The prevailing sentiment in the housing market is that it’s a great time to sell, as housing prices and demand has steadily creeped up. While that may be the case, such a rosy portrait of the market doesn’t tell the full story, which is that only one-third of all houses in the United States have fully recovered their value from their pre-recession peak.
That’s according to Trulia, which looked at individual home values in the 100 largest U.S. markets to determine what percent of their peak value they have recovered. Their findings show that just 34 percent of homes nationwide are now worth more than their pre-recession peak. At this rate, home prices nationwide will not recover their full value until 2025.
While the nationwide number is pretty bleak, a market-by-market look shows that home-value recovery varies wildly by location. In Las Vegas, only 3 percent of homes have recovered the value of their pre-recession peak, while cities like Denver and San Francisco both have at least 98 percent of its homes worth the same or more than their highest value before the 2007 recession, according to Trulia.

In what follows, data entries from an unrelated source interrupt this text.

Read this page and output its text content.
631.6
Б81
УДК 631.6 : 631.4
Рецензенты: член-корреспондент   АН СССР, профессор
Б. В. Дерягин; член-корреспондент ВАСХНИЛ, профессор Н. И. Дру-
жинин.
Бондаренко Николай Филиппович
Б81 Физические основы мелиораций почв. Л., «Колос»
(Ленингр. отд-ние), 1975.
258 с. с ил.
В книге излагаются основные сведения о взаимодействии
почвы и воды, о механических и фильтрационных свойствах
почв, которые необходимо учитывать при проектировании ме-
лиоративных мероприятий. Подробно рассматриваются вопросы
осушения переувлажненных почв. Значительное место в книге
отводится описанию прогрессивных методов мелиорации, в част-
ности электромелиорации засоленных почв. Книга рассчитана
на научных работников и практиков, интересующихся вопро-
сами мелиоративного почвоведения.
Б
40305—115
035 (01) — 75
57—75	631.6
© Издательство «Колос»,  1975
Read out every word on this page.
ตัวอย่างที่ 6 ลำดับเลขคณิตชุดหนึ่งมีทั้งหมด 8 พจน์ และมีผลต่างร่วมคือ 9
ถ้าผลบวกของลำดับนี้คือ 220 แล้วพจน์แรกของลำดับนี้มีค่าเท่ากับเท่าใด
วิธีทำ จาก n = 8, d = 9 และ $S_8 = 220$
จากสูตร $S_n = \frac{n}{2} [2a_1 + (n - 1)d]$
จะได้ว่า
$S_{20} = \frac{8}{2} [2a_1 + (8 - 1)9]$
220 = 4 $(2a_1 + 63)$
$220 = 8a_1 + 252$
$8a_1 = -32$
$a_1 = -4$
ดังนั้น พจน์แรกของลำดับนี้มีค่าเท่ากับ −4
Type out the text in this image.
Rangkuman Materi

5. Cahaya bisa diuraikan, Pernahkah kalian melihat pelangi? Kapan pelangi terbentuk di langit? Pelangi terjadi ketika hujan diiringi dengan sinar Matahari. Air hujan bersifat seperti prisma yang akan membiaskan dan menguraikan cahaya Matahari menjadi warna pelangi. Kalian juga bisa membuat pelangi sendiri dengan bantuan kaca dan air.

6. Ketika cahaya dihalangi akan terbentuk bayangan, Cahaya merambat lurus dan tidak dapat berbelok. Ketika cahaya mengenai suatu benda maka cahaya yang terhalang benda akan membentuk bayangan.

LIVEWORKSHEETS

In Houston, 80 percent of homes have recovered their pre-recession peak value, good for 23rd out of 100 U.S. markets, according to Trulia. The median home value as of March was $160,618, a significant post over the peak-recession median home value of $141,937.
Job market drives home price recovery
How has Houston been able to buck the nationwide trend of slow home price recovery? There are three factors Trulia identifies as driving home prices: income growth, population growth and post-recession housing vacancy rates.

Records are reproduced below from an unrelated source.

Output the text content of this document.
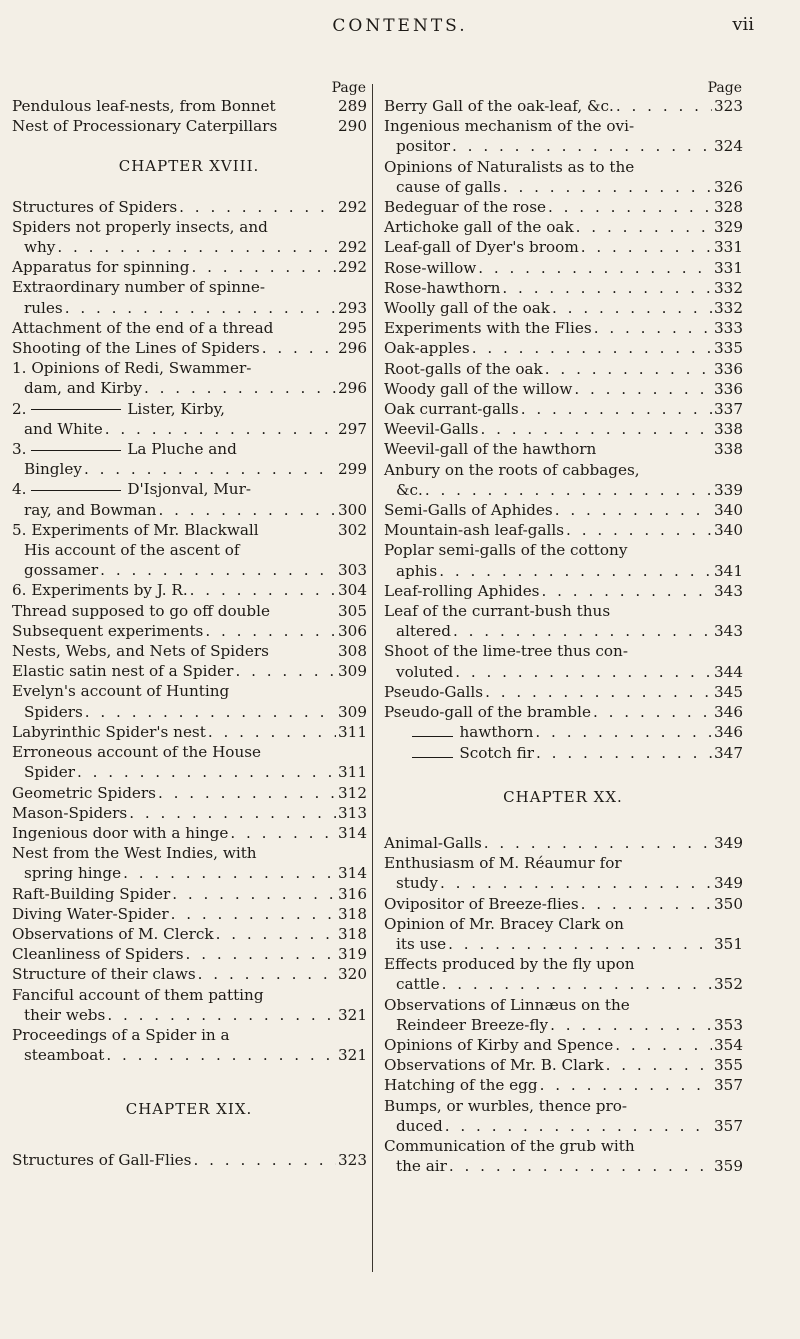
CONTENTS.	vii
Page
Pendulous leaf-nests, from Bonnet	289
Nest of Processionary Caterpillars	290
CHAPTER XVIII.
Structures of Spiders . . .	292
Spiders not properly insects, and
why . . .	292
Apparatus for spinning . . .	292
Extraordinary number of spinne-
rules . . .	293
Attachment of the end of a thread	295
Shooting of the Lines of Spiders . . .	296
1. Opinions of Redi, Swammer-
dam, and Kirby . . .	296
2.	Lister, Kirby,
and White . . .	297
3.	La Pluche and
Bingley . . .	299
4.	D'Isjonval, Mur-
ray, and Bowman . . .	300
5. Experiments of Mr. Blackwall	302
His account of the ascent of
gossamer . . .	303
6. Experiments by J. R. . . .	304
Thread supposed to go off double	305
Subsequent experiments . . .	306
Nests, Webs, and Nets of Spiders	308
Elastic satin nest of a Spider . . .	309
Evelyn's account of Hunting
Spiders . . .	309
Labyrinthic Spider's nest . . .	311
Erroneous account of the House
Spider . . .	311
Geometric Spiders . . .	312
Mason-Spiders . . .	313
Ingenious door with a hinge . . .	314
Nest from the West Indies, with
spring hinge . . .	314
Raft-Building Spider . . .	316
Diving Water-Spider . . .	318
Observations of M. Clerck . . .	318
Cleanliness of Spiders . . .	319
Structure of their claws . . .	320
Fanciful account of them patting
their webs . . .	321
Proceedings of a Spider in a
steamboat . . .	321
CHAPTER XIX.
Structures of Gall-Flies . . .	323
Page
Berry Gall of the oak-leaf, &c. . . .	323
Ingenious mechanism of the ovi-
positor . . .	324
Opinions of Naturalists as to the
cause of galls . . .	326
Bedeguar of the rose . . .	328
Artichoke gall of the oak . . .	329
Leaf-gall of Dyer's broom . . .	331
Rose-willow . . .	331
Rose-hawthorn . . .	332
Woolly gall of the oak . . .	332
Experiments with the Flies . . .	333
Oak-apples . . .	335
Root-galls of the oak . . .	336
Woody gall of the willow . . .	336
Oak currant-galls . . .	337
Weevil-Galls . . .	338
Weevil-gall of the hawthorn	338
Anbury on the roots of cabbages,
&c. . . .	339
Semi-Galls of Aphides . . .	340
Mountain-ash leaf-galls . . .	340
Poplar semi-galls of the cottony
aphis . . .	341
Leaf-rolling Aphides . . .	343
Leaf of the currant-bush thus
altered . . .	343
Shoot of the lime-tree thus con-
voluted . . .	344
Pseudo-Galls . . .	345
Pseudo-gall of the bramble . . .	346
hawthorn . . .	346
Scotch fir . . .	347
CHAPTER XX.
Animal-Galls . . .	349
Enthusiasm of M. Réaumur for
study . . .	349
Ovipositor of Breeze-flies . . .	350
Opinion of Mr. Bracey Clark on
its use . . .	351
Effects produced by the fly upon
cattle . . .	352
Observations of Linnæus on the
Reindeer Breeze-fly . . .	353
Opinions of Kirby and Spence . . .	354
Observations of Mr. B. Clark . . .	355
Hatching of the egg . . .	357
Bumps, or wurbles, thence pro-
duced . . .	357
Communication of the grub with
the air . . .	359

For example, a 1-percentage-point increase increase in an area’s income growth correlates to a 3.5 percent increase in the percentage of homes that have recovered their value, according to Trulia. Houston’s post-recession income growth is almost 10 percent and its job growth is more than 19 percent. It ranks 57th for income growth and 10th for job growth.
“The intuition here is this: housing is what economists call a ‘normal good,’” Trulia’s report reads. “So when incomes rise, households tend to spend more on housing, which pushes up prices.”
Competing portraits of the market
Trulia’s report diverges from the housing market portrait painted by entities like the S&P/Case-Shiller U.S. National Home Price Index. The S&P index just reported that home values have risen at the sharpest rate in three years. In January, the index hit its consecutive all-time high.
Though both the S&P and the FHFA House Price Index have exceed their pre-recession peak, those measures pull data only from homes that sell. A majority of the homes not listed for sale have not recovered, and that truth is obscured in the other indexes, Trulia claims.
“The U.S. housing market recover looks very different when examining the value of individual homes,” the report reads.